When Visiting the Snow-Capped San Bernardino County Mountains, Be Prepared…

By on February 14, 2019

After a dismal rain and snow season last year, this year’s snow-capped San Bernardino County (SBC) mountains have been a sight to behold on the recent days when glimpses of the local ranges have peaked through the rain clouds. But a winter trek to the local mountains requires preparation and planning. SBC police and fire agencies, Caltrans and other government entities are joining mountain residents and businesses in welcoming visitors, snow enthusiasts and weekenders in asking for courtesy and preparation.

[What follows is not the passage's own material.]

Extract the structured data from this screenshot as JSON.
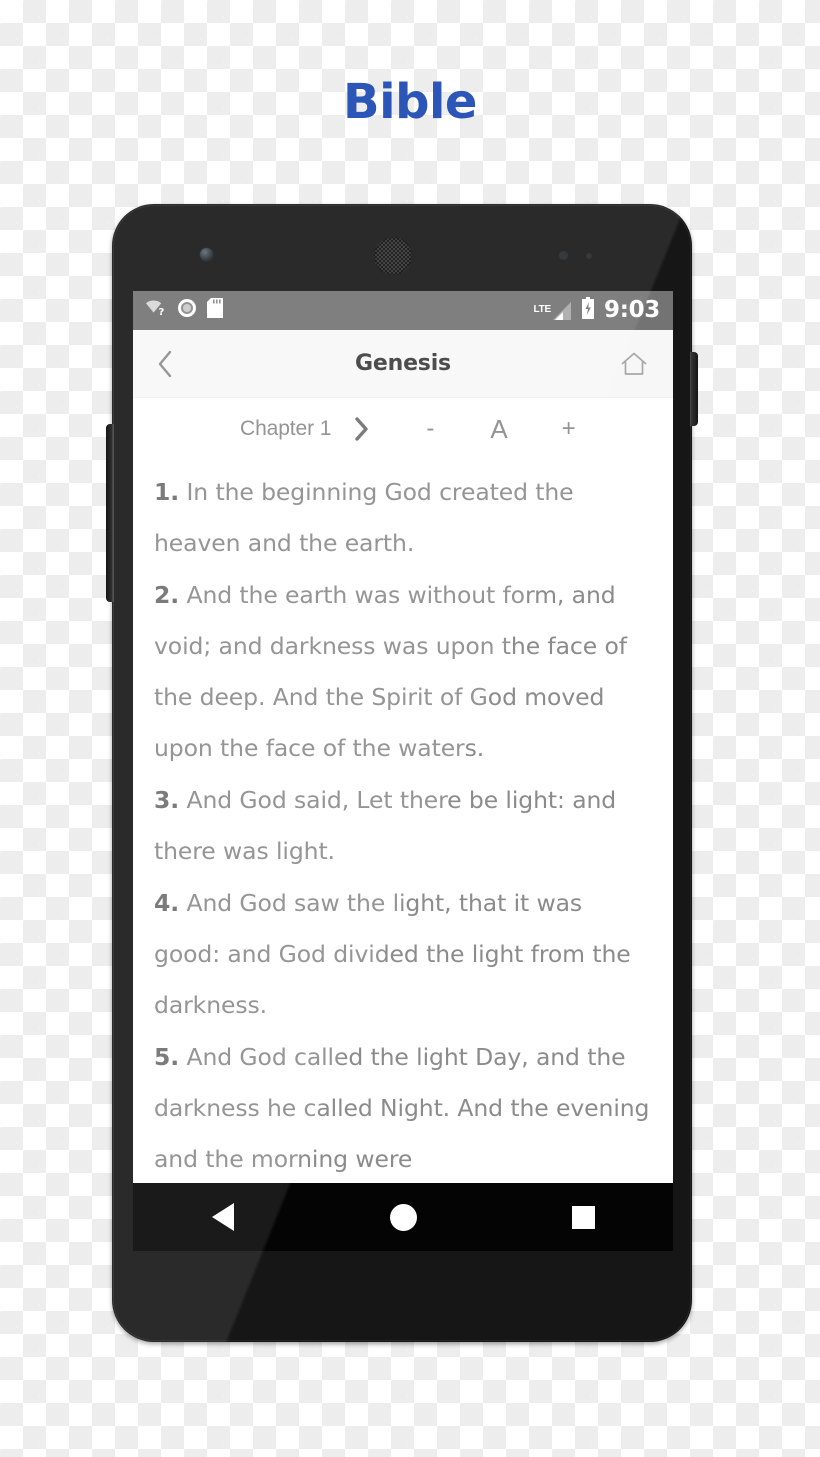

  • Rain and snow are expected this coming weekend and throughout much of next week in the local mountains. Always check the weather forecast in the days prior to a trip to the mountains and especially the day before/day of your trip. Weather can change rapidly in mountain areas.
  • Install Caltrans Highway Information Network (CHIN) phone number: 800-427-7623 on your cell phone for convenient, updated road conditions.
  • Heavy fog is common on mountain highways. Motorists are reminded to be alert, slow for weather conditions and use headlights while driving. Avoid travel during storm events.
  • Check your vehicle’s antifreeze and be ready for colder temperatures.
  • Concentrated windshield washer fluid may need to be added to the windshield washer fluid reservoir to prevent an icy windshield. More information about this type of windshield washer fluid can be found on the California Air Resources Board web site at: https://www.arb.ca.gov/consprod/regact/awwf/awwf.htm.
  • Check your tires. Make sure they are properly inflated and the tread is in good condition.
  • Always carry tire chains when traveling in the mountains during the winter months. Make sure they are the proper size for your tires and are in working order. Chains must be installed on the drive wheels. Make sure you know if your vehicle is front or rear wheel drive.
  • The San Bernardino Mountain regions have Caltrans-permitted and trained chain installers available during periods when chains are required. If you plan to install tire chains yourself be prepared with a flashlight, chain repair links and any tools you may need or which will make chain installation easier.
  • Keep an extra car key in your pocket. Motorists have inadvertently locked themselves out of their cars when putting on chains and at ski areas.
  • Items to carry in your car during trips to snow areas are an ice scraper or commercial de-icer, a broom for brushing snow off your car, a shovel to free your car if it becomes “snowed in”, sand or burlap for traction if your wheels should become stuck in snow and old towels to clean your hands.
  • Stock vehicles with water, snacks, blankets, a charged cell phone, a cell phone charger, flashlight and a full tank of gas before visiting the mountains.
  • When driving on weather compromised roads slow down and be especially observant of your surroundings.
  • If your vehicle stalls out, stay with your vehicle and try to conserve fuel while maintaining warmth. Be alert to any possible exhaust or monoxide problems.
  • Give snowplows room to work.  A “strike team” may include several plow trucks, including Tow Plows and wing plows using multiple lanes on a major highway.  Stay at least four (4) car lengths back from snowplows and snow removal equipment.
  • Salt brine trucks as well as sand and cinder-spreading trucks have signs saying “Stay Back”. This is for your safety since material can be spread/sprayed across multiple lanes.
  • Equipment operators must focus on snow removal and cannot always watch out for motorists. Refrain from, or use extreme caution, when passing snow removal equipment.
  • Motorists should anticipate delays and longer travel time during inclement weather. Age appropriate amusements for children may come in handy if you are detained in your vehicle for any length of time.
  • Park only in areas clearly designated for parking. Illegally parked vehicles, especially those blocking roads or snow plows, will be quickly towed away.
  • Visitors should carry their trash down the mountain with them or use one of the dumpsters located along state highways 18 and 330, which are generously provided through a partnership between SBC government, Caltrans and Burrtec.
  • Check out Caltrans’ “Quick Map” for current road conditions and chain requirements at http://quickmap.dot.ca.gov. For real-time traffic, download the Quick Map app on iTunes or Google Play.
  • Weather conditions may warrant detours away from the main roadway. It is strongly suggested that drivers always keep an updated map of the mountains area with you at all times; cell phone service (and GPS service) may not be available at all times and in certain mountain areas so plan to NOT be able to rely on internet services.
  • Use common sense and be courteous. The local mountains are the full-time home to thousands of people. Respect the private property and the privacy of these residents and their ability to go about their daily lives.

In spite of all these cautions and recommendations the vast majority of people have a great day in the local mountains when visiting and playing in the snow.  SBC law enforcement will be present in greater numbers and will actively enforce laws concerning driving, chains, parking, roadside play and littering. They will also be present to help ensure you and you family and friends have a great time in the local mountains!